Sortons la porcelaine des grandes occasions ! BDGest célèbre la vingtième consultation de ses lecteurs pour désigner une sélection de titres-phares publiés au cours de l'année écoulée. Dans un marché où le livre de bande dessinée continue de bien se porter, où Mortelle Adèle place deux titres dans le top 5 des ventes 2022 dominé par Un monde sans fin de Jean-Marc Jancovici et Christophe Blain (Dargaud) sorti l'an passé, les très bons albums suivants sont primés BDGest'Arts 2022 :
Pur produit de l’écurie Label 619 évoluant désormais dans le haras Rue de Sèvres, Neyef propose un récit à la fois riche et ambitieux, termes qui caractérisent également l'objet-livre (grand format, 222 planches, dos toilé), des arguments jamais neutres pour un bdgestiste. Le western est un genre qui continue d'attirer et les ingrédients sont là : cowboys, indiens et chasseur de primes pour faire simple, vengeance, ce qu’il faut de sang versé, de coups de feu, et les grands espaces pour la touche « plain movie ». Et il y a Georges, jeune Lakota orphelin biberonné à la Bible par un pasteur, bien parti pour se fondre dans le modèle américain naissant. Oui, mais les rencontres changent - contrarient parfois - les trajectoires supposées évidentes. Des rencontres naissent les remises en cause, des personnalités côtoyées invitent à l’introspection. Et comme dit l’autre « c'qui compte c'est pas l'arrivée, c'est la quête », Hoka hey ! expose cette réflexion avec punch, efficacité, sens, avec une mise en scène soignée, des personnages travaillés aux dialogues ciselés. Parfaitement lisible, le style graphique donne à plusieurs reprises la sensation d’être au cœur de la forêt ou face à une plaine dont la limite se fond avec la ligne d’horizon. Plutôt habitué aux segments courts, Neyef signe un long album totalement réussi.
Nouveau volet de sa trilogie alpine aux côtés de Aile froide altitude 3954 (2018) et Le Loup (2019), La dernière Reine de Jean-Marc Rochette (Casterman) est à la fois une ode à la montagne, éternelle (si seulement c’était vrai), une histoire d’amour qui pousse à aller au-delà des apparences, un regard sur la création artistique et les artistes, un hymne à la vie et à la nature (les deux peuvent-ils être dissociés ?). L’intervalle temporel est exceptionnellement long pour illustrer ce que le monde animal – au sens large – peut avoir de violent, le dessin traduisant cette rudesse pour ne pas dire cette brutalité. Un auteur au sommet de son Art. Dans sa chronique pour BDGest, Damien Kebdani, en pâmoison, écrivait « Une fois la dernière page tournée, certains ouvrages abandonnent le lecteur avec un sentiment étrange. Le sentiment que le temps s’est suspendu, l’espace d’une immersion dans une œuvre qui le marquera pleinement. La Dernière Reine est de ceux-là et se résume, au fond, en un mot qu’il convient de réserver aux exceptions : chef d’œuvre. »

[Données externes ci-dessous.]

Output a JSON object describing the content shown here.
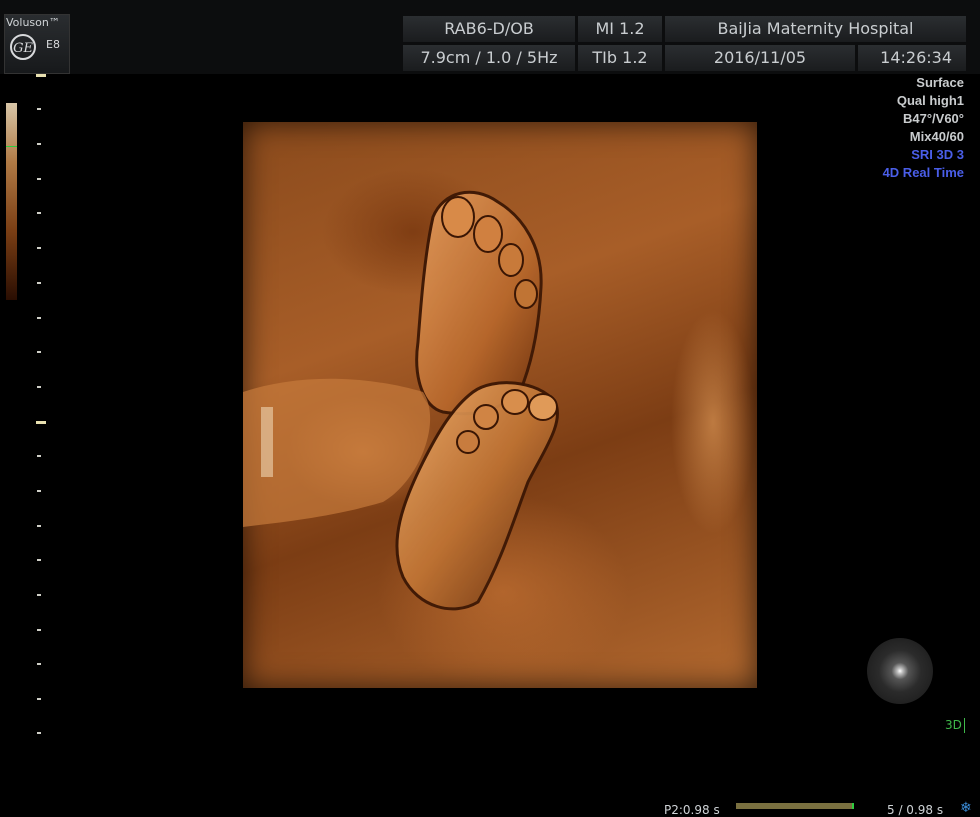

Les lauriers reviennent à la quatrième partie de L'Espoir malgré tout d’Émile Bravo (Dupuis), large vainqueur de la catégorie. Si l’auteur à déjà été distingué trois fois à l’occasion des précédentes éditions des BDGest’Arts (Ma maman est en Amérique, elle a rencontré Buffalo Bill en 2007, Spirou – Journal d’un ingénu en 2008 et Une épatante aventure de Jules tome 6 en 2011), sa tétralogie consacrée à la deuxième guerre mondiale vue à hauteur d’adolescent avait dû se contenter de la place de dauphin en 2019 pour le tome 2 Un peu plus loin vers l’horreur. Dans ce volet conclusif, la Mort n’a finalement pas triomphé, en dépit des ravages commis par ses émissaires. Les alliés débarquent, les villes sont libérées et les atrocités sont découvertes et révélées. La liesse ne saurait restaurer l’innocence. Les accents burlesques de certaines scènes offrent quelques nécessaires respirations au milieu d'appels au devoir de mémoire et à ne jamais oublier les victimes. La conclusion ouvre la voie vers d’autres aventures et parachève ce nouveau coup de maître. Une fin et un nouveau départ. Nous sommes et serons de la partie si un nouveau segment de Spirou vu par Bravo il y a.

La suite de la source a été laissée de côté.